The workbook attached to the MPA defining milestones, deliverables, financials, and timelines. In this project: every milestone in the YAML traces to a Schedule A entry; every claim package reconciles against Schedule A.

Steering Committee (SC)

The governance body for the consortium. In this project: at minimum monthly, with members from CDI, A47, and PIC. Decisions ratified here are recorded in decisions/ with sc_meeting references.

Claim Package

The quarterly submission to PIC reconciling actual spend against Schedule A and providing milestone evidence. In this project: automated by the project-claim-prep skill against .project-state/.

RAG Status (Red / Amber / Green)

A traffic-light indicator of project health on a given dimension. In this project: state.json carries RAG status for schedule, budget, scope, risk, and overall.

Change Order

A formal modification to Schedule A. In this project: classified as material (requires PIC approval and Schedule A amendment) or minor (in-consortium, logged but not requiring PIC sign-off). Routed by project-change-register.

IP Disclosure

A formal notification to PIC of newly-created intellectual property. In this project: required within a defined window of creation. Tracked by project-ip-tracker.

ADR (Architecture Decision Record)

A documented record of a significant decision and its rationale. In this project: the format used in the decisions/ log — context, decision, rationale, consequences.

Milestone

A unit of project work with planned dates, owner, deliverables, and completion criteria. In this project: 13 of them, each in its own YAML file under milestones/. The unit of progress reporting.

Lessons Learned

A captured insight (positive or negative) recorded for future reference. In this project: continuously through the project, then summarized at closeout per the PIC PM Guide.

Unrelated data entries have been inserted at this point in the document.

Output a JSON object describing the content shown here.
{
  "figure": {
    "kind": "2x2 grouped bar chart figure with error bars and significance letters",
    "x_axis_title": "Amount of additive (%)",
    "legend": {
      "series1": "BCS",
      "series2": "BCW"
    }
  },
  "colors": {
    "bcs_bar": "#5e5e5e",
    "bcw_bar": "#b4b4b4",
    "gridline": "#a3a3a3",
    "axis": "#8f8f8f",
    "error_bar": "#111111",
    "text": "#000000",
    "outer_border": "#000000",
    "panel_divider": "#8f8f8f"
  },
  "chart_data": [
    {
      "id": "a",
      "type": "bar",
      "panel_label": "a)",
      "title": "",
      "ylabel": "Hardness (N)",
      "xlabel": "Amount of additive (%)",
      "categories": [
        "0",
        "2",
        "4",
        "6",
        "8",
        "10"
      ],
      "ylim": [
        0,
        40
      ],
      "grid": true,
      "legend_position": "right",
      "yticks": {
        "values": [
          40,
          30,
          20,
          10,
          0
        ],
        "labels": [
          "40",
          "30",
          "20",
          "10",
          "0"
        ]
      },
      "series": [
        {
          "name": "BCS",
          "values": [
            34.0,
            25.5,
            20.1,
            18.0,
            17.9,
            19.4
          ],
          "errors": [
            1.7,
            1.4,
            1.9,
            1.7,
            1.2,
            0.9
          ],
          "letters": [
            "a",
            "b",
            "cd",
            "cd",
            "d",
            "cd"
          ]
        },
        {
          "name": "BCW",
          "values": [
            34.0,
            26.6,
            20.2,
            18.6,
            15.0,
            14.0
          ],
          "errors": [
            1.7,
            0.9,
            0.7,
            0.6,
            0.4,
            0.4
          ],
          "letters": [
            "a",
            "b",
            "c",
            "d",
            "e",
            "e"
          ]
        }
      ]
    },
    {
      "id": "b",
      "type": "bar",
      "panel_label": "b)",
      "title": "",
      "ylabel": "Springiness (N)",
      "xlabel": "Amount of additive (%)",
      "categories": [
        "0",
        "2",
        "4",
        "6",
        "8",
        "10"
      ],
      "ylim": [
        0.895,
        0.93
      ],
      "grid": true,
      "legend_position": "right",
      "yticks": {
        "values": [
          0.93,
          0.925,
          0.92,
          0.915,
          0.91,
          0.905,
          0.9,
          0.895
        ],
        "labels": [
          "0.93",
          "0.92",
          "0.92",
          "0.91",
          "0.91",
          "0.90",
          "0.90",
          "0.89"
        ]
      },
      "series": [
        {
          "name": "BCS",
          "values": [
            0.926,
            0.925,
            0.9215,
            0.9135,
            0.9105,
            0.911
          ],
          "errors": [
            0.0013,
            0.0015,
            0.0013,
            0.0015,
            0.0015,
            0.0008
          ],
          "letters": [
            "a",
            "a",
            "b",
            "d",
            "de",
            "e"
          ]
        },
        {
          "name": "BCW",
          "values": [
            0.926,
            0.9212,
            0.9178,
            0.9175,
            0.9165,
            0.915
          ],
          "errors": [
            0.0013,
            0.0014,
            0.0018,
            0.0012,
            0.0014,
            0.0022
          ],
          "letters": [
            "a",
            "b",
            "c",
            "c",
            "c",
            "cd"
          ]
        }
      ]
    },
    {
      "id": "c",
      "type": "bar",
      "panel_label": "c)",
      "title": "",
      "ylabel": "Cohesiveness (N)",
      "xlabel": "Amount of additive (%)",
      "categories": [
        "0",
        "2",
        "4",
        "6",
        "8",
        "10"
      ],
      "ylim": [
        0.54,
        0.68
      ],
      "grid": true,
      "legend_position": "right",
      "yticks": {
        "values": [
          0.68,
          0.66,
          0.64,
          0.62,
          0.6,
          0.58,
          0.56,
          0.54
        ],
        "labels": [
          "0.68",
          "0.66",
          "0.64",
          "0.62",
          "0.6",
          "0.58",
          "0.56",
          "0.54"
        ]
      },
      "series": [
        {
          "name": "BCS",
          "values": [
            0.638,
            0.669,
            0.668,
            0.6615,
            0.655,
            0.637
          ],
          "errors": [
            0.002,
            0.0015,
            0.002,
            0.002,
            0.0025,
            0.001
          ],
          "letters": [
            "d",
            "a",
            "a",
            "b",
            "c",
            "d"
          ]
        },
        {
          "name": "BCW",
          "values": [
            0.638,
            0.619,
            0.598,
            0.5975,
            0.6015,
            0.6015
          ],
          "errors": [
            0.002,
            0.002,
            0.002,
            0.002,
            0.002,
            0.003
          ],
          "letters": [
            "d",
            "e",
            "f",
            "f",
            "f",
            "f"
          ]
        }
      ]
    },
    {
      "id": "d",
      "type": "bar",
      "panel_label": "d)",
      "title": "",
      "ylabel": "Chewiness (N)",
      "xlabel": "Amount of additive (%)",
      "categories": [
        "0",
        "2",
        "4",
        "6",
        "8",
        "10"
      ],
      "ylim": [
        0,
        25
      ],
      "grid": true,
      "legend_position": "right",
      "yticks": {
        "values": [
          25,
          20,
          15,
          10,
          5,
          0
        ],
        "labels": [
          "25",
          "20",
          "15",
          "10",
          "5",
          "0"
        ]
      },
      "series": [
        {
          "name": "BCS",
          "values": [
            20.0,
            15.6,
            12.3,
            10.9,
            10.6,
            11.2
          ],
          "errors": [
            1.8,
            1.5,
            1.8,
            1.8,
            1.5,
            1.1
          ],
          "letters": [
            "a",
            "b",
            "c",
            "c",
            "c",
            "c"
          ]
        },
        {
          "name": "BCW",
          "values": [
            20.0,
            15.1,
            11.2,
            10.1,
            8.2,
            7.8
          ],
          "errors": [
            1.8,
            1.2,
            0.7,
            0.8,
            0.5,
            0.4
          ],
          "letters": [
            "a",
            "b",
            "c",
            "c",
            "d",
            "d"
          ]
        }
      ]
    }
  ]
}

How to add to this glossary

This page is a wiki entry. To add a term:

Decide which section it lives in.
Add the term as a ### Term heading.
Provide a general definition (one sentence ideally).
Add an "In this project:" line explaining the project-specific meaning.
If math or a diagram clarifies things, add it. Mermaid diagrams render natively.

Or just send a request to the wiki maintainer and they'll add it via the scsiwyg MCP.